Researchers created model devices out of two different polydimethylsiloxane, or PDMS, elastomers with a basic geometry that resembles the legs of a frog — or a family of three frogs with different geometries that use the two PDMS elastomers in various arrangements that function very much like biological muscle and bone.
“What we discovered is extremely astounding in that it is very much aligned with what biology and evolution develop naturally,” Zhang added. “For example, when we asked the algorithm to create a device with faster stiffening responses, it responded with larger’muscles’ on our mechanical frogs, precisely like it might happen in nature.”
According to Zhang, the work’s overall strengths are found in its sustainability characteristics. “We created reusable and fully recoverable energy dissipators to meet today’s demand for environmentally friendly gadgets. These are not one-time-use devices. We developed them with solely elastic materials, allowing us to reuse them multiple times” she stated.

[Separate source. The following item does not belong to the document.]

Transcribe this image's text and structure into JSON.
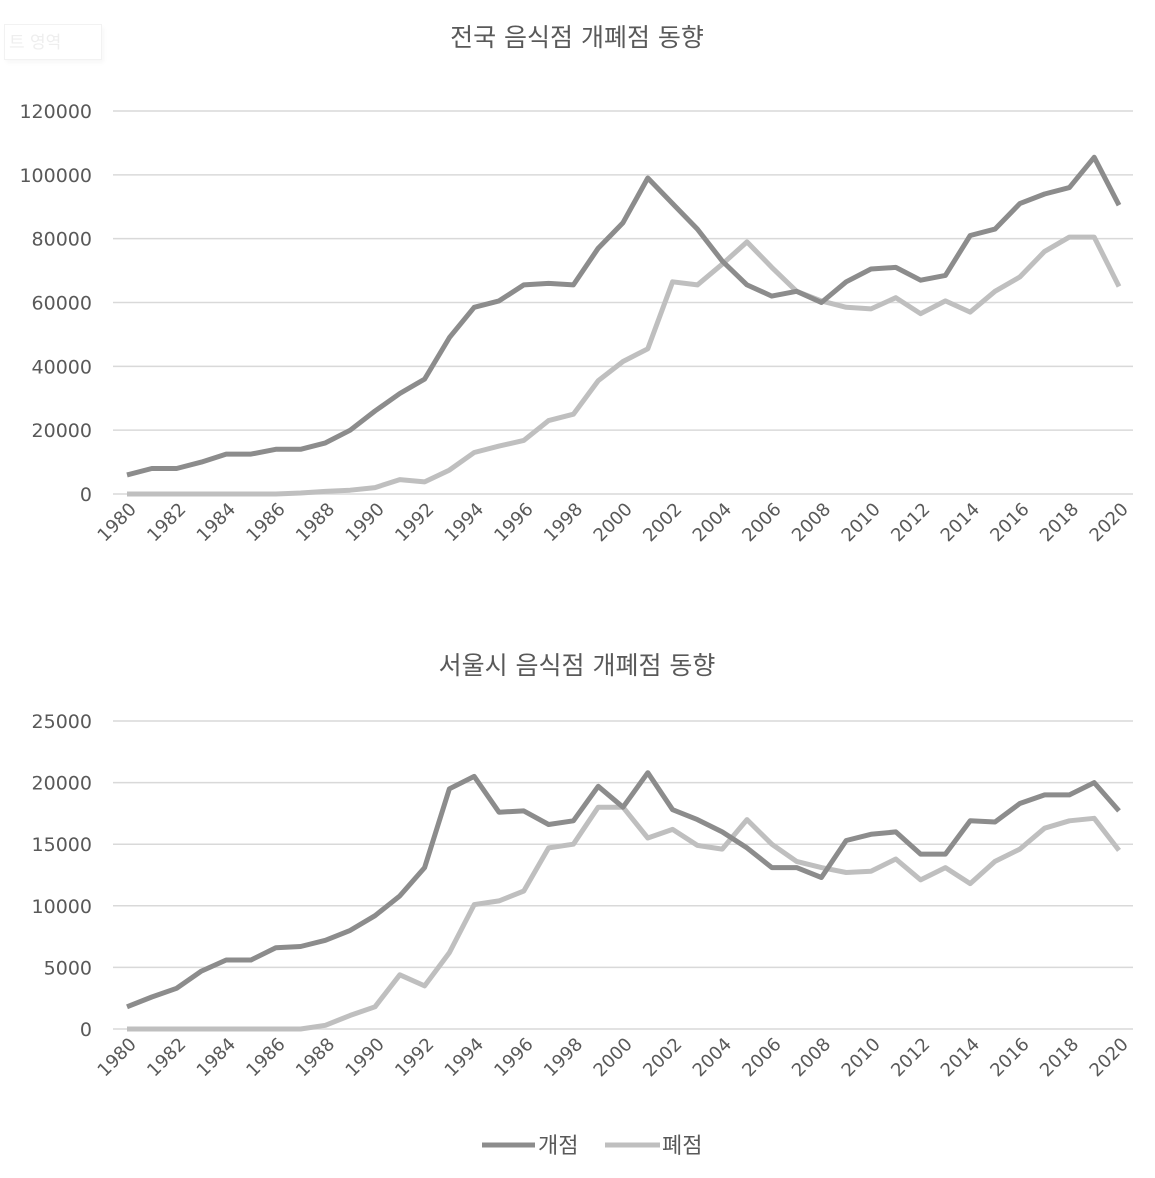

According to the researchers, this digital synthesis technique will broaden the variety of programmable metamaterials capable of handling complicated, previously inconceivable mechanical reactions, particularly in soft robotics and biomedical devices. This study was funded by the National Science Foundation and the Villum Foundation. Zhang is also linked with the mechanical science and engineering departments of Illinois.
Using such sophisticated metamaterials in advanced soft robots could result in paradigm shifts in the design, construction, and perception of future intelligent machines. Soft robot designers will be able to use conformable monolithic systems that can endure sophisticated motion directly designed inside the architecture of the mechanical metamaterial instead of building individual actuators.
Soft robots that can translate a basic input, like as a pressure impulse, into a complex sequence of flexion, tension, and torsion outputs are made possible by the use of such programmable metamaterial systems. The ability to encode morphing information in the metamaterial structure also enables such architected actuators to accomplish complex tasks with less input energy than conventional counterparts.
Using a metamaterial approach to soft machine design significantly enhances the amount of degrees of freedom in deformation as well as the available geometrical parameters. Although this makes design more difficult, it also opens up new prospects to imbue robots with sensing, actuating, and interacting capabilities that were previously unavailable.